Sunday, March 5, 2023

Putin has Helped West Overcome Its Mistaken Assumption that Economic Integration Promotes Democratization , Tikhonov Says

Paul Goble

            Staunton, Mar. 3 – When communism in Europe collapsed, the cold war ended, and the USSR disintegrated, the West made the mistaken assumption that economic integration would destroy authoritarianism, Aleksey Tikhonov says. In fact, authoritarian leaders like Putin were able to use that integration to strengthen themselves and their dictatorships.

            Putin and others like him might have been able to continue to do so had the current Kremlin leader not so overreached, forcing not only the United States but European countries to recognize that economic integration does not necessarily promote democratization, the Russian commentator says (kasparov.ru/material.php?id=640344461B35B).

            After 1991, Tikhonov continues, “economic integration did not eliminate authoritarianism.” Instead, it had the opposite effect because authoritarians like Putin used it to their advantage. They “built up their economic power through Western markets, investment, and technology but rejected Western democratic values and institutions.”

            As a result of its new and very deep economic ties with the West, “the authoritarian regimes of the 21st century gained access to all the benefits of Western civilization without having to accept Western values, something that the socialist camp earlier had never been able to do.”

            Indeed, he says, “the chief reason for the collapse of the socialist bloc was the colossal gap between the standards of living in capitalist countries and the socialist ones and the lack in the latter of services and goods available to anyone in the West.” As a result, “no one believed tales about the superiority of the socialist model.”

            But today, “in authoritarian countries” like Putin’s Russia, “the same benefits are available as in the West.

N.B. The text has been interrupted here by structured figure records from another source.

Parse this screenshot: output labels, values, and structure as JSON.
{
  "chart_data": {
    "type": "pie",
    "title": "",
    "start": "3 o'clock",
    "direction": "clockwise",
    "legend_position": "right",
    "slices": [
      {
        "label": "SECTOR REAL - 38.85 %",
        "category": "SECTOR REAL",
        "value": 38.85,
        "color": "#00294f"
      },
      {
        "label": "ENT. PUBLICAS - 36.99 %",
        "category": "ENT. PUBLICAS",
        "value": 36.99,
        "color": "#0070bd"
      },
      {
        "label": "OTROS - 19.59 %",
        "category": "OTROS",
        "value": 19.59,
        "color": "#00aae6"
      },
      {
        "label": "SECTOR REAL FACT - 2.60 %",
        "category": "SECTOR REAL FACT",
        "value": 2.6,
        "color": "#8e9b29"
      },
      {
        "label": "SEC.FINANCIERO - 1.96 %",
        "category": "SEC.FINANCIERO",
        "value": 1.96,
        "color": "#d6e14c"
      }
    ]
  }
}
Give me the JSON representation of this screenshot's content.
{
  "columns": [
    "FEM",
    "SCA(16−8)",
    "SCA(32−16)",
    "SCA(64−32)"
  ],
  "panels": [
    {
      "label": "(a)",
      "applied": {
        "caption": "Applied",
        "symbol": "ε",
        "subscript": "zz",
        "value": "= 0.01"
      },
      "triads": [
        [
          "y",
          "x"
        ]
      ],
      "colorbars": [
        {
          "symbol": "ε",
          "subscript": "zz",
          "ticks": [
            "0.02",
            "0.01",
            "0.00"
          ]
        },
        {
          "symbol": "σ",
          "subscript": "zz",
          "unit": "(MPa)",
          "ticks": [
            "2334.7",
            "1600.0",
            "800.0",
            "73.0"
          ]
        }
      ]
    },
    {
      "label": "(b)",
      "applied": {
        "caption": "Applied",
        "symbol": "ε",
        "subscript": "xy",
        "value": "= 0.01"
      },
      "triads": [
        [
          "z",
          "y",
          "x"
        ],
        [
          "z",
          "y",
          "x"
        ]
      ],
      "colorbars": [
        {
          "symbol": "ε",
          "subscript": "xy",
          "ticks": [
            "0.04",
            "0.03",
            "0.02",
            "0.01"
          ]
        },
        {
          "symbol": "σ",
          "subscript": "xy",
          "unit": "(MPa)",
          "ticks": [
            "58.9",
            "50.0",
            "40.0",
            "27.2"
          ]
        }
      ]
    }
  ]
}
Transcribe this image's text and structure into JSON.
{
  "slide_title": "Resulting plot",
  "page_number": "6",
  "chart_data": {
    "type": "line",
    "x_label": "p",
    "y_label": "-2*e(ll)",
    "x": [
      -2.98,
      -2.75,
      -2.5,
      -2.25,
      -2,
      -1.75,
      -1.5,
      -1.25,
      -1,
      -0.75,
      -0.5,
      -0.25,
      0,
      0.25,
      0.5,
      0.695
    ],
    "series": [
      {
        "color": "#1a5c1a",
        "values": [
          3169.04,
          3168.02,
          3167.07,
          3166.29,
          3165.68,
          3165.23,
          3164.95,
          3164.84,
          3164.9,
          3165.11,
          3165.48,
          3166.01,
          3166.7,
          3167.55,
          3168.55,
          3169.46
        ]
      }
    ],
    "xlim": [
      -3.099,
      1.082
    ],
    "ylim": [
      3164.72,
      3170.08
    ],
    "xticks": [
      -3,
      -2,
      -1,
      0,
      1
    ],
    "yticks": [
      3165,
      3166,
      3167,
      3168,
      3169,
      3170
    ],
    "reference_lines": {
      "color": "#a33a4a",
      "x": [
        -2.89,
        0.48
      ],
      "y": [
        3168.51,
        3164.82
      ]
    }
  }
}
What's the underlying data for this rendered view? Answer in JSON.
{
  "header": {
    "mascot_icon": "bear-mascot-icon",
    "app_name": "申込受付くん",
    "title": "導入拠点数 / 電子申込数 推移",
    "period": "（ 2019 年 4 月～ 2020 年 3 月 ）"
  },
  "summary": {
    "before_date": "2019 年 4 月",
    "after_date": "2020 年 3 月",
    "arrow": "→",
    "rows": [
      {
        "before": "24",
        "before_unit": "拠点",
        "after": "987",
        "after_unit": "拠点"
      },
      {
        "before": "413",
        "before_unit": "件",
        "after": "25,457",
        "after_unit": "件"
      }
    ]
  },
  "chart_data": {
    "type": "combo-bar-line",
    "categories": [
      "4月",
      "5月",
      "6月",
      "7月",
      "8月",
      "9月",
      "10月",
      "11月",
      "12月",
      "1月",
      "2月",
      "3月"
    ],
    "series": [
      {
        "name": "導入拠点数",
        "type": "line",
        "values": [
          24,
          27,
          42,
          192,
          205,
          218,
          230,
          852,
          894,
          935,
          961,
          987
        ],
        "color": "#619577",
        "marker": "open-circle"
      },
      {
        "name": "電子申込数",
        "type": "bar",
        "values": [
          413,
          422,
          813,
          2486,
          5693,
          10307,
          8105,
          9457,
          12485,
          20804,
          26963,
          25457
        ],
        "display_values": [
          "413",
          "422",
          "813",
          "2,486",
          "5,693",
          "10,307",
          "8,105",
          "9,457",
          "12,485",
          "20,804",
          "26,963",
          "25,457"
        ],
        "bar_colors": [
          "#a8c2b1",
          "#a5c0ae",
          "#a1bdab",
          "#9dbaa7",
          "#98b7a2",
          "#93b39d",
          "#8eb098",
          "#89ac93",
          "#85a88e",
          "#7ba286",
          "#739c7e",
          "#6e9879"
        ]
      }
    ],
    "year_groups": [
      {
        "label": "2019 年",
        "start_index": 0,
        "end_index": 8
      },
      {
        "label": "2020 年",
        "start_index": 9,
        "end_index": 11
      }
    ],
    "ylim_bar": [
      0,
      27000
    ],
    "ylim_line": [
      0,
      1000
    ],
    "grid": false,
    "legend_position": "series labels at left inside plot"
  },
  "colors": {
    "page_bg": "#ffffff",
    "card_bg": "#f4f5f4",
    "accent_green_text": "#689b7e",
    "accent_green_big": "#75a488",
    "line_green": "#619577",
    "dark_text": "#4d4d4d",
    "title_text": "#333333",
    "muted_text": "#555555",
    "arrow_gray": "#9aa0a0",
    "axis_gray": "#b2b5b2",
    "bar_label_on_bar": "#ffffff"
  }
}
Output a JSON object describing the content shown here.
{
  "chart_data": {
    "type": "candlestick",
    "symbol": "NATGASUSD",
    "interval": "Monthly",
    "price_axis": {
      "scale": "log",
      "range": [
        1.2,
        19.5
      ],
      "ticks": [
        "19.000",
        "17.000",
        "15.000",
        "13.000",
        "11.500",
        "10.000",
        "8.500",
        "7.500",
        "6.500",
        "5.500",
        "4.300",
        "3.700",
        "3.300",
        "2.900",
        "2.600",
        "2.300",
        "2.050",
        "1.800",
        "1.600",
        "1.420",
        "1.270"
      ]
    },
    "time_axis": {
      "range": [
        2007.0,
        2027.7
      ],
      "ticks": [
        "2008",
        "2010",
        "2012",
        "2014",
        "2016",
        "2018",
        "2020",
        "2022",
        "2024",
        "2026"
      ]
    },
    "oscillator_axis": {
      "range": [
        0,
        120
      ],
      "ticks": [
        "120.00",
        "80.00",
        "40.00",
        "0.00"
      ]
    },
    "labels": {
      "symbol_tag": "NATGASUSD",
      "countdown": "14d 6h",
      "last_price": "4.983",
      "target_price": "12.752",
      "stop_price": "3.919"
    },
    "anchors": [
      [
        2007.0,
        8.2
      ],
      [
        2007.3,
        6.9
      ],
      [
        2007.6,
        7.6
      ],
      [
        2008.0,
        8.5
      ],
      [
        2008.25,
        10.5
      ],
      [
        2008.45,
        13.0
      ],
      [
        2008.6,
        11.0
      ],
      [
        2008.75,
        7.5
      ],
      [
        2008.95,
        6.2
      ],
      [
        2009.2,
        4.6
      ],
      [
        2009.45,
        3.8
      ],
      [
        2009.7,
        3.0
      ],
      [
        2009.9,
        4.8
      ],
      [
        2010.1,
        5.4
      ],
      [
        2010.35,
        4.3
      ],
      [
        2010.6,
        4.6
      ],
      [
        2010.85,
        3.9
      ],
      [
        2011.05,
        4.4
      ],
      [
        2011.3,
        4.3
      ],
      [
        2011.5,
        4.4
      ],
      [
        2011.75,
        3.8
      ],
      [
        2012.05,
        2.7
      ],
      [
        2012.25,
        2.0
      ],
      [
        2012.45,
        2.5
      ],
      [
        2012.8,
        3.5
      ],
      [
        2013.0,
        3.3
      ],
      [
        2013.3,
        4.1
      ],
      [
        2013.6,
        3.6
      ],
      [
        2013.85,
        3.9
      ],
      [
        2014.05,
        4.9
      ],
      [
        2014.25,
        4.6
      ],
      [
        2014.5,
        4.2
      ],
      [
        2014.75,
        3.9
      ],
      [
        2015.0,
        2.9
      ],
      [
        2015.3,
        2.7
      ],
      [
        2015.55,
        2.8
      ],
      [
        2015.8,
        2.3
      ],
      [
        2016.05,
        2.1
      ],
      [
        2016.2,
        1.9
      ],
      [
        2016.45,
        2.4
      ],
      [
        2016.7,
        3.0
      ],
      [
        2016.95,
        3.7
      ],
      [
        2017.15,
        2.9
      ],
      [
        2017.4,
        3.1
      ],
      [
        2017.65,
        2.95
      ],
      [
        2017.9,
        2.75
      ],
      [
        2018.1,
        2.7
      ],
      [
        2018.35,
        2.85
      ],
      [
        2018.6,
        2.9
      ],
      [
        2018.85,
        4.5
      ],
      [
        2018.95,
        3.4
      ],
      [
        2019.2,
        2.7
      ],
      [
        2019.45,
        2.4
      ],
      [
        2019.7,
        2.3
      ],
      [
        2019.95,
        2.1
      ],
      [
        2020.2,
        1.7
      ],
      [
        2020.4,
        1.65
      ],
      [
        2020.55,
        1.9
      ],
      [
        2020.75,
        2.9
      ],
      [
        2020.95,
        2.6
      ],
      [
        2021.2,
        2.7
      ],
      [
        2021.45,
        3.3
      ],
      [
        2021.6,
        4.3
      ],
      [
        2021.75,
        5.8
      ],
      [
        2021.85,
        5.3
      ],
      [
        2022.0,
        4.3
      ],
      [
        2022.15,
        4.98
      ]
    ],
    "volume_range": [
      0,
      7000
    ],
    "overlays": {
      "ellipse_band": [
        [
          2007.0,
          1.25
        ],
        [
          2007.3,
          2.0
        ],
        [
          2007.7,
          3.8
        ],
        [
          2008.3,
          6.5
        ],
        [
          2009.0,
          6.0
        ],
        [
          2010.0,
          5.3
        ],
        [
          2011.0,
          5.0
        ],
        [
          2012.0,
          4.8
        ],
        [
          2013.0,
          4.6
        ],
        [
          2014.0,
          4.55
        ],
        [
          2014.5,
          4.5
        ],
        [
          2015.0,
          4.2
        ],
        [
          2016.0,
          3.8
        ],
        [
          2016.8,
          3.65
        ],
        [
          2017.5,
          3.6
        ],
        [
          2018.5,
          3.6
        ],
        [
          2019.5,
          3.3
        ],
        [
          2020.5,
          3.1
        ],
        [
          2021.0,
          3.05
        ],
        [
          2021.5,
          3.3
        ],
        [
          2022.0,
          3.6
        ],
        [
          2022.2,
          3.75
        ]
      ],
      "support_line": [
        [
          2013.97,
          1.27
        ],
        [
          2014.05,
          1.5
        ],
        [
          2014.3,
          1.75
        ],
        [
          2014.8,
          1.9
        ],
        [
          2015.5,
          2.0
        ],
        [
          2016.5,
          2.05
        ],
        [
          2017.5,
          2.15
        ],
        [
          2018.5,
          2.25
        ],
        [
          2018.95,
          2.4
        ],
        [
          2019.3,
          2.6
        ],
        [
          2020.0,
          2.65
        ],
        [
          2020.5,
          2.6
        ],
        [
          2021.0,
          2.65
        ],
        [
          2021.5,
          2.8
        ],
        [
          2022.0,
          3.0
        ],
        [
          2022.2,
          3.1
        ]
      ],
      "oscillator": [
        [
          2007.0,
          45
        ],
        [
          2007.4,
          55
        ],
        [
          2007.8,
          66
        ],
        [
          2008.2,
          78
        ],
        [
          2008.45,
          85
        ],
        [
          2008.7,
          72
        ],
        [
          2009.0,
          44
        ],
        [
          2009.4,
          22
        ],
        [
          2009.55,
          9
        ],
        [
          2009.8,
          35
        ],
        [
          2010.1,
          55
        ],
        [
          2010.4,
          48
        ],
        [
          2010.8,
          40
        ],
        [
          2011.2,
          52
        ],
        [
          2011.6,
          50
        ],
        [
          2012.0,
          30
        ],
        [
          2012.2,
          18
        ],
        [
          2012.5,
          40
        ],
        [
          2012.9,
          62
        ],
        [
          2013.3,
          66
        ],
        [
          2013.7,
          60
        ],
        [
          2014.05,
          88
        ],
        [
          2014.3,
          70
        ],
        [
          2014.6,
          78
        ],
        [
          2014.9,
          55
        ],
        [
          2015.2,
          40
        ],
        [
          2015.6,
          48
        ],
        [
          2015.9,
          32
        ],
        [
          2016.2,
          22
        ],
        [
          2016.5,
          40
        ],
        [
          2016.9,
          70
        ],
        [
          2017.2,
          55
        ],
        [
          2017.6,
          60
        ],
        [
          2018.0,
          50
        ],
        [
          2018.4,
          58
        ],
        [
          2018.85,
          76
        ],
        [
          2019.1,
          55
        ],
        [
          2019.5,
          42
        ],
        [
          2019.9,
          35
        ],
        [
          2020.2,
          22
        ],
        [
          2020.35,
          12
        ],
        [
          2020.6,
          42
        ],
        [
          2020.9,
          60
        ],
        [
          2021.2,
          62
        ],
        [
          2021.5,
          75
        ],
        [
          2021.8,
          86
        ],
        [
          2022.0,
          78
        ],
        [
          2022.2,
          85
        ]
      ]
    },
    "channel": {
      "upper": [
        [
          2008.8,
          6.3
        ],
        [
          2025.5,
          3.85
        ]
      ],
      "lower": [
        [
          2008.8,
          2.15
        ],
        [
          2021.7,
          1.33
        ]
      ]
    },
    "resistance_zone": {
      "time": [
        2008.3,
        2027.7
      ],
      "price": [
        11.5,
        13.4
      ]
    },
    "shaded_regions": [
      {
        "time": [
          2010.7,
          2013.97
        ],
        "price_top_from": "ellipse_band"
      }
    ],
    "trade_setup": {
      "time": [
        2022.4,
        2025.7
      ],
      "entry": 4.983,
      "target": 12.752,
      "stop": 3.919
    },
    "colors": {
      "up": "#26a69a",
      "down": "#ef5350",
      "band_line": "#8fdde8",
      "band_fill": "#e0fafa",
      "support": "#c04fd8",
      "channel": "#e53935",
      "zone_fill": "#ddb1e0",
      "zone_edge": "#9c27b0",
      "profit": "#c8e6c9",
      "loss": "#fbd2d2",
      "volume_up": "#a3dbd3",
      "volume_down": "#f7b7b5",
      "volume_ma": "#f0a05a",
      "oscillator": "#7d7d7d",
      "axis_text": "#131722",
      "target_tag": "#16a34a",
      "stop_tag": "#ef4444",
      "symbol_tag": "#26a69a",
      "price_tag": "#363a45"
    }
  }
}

And it is “no accident” that “Russian propaganda so actively points out that despite Western sanctions, all modern goods and services remain available in Russia to this day.”

            Moreover, Tikhonov says, “authoritarian countries began to destroy Western countries from within, gradually penetrating them via corrupt tentacles. Both Russia an dchina have actively infiltrated the economy and political system of the West by purchasing businesses, promoting infrastructure projects and corrupting local politicians.”

            That might have gone on for some time given the willingness of some American leaders like Trump to try to get Russia to ally with the US against China without doing anything about its own situation and the willingness of Europeans to go along with Russia despite all that it had been doing.

            But “by invading Ukraine, Putin has shown Europe that the US was right” in its assessments of Russia; and thus “as a result, Putin had done what the US wasn’t: shown Europe that projects of economic integration as a means of struggle with authoritarianism have suffered defeat.”

            Given that and the new commitment of the West to combat Russian authoritarianism and aggressiveness, there is no reason to think the West’s words about supporting Ukraine are for nothing. Indeed, “the longer Putin fights there, the more likely Russia’s disintegration after its defeat becomes’as it is Putin who is “destroying the remnants of Russian influence in Europe.”

            At the same time, Tikhonov points out, “Putin’s actions aren’t helping China either,” although it is not yet clear that Beijing fully appreciates the damage Putin has done to China’s exploitation of economic integration with the West, the maintenance of which is now far more problematic.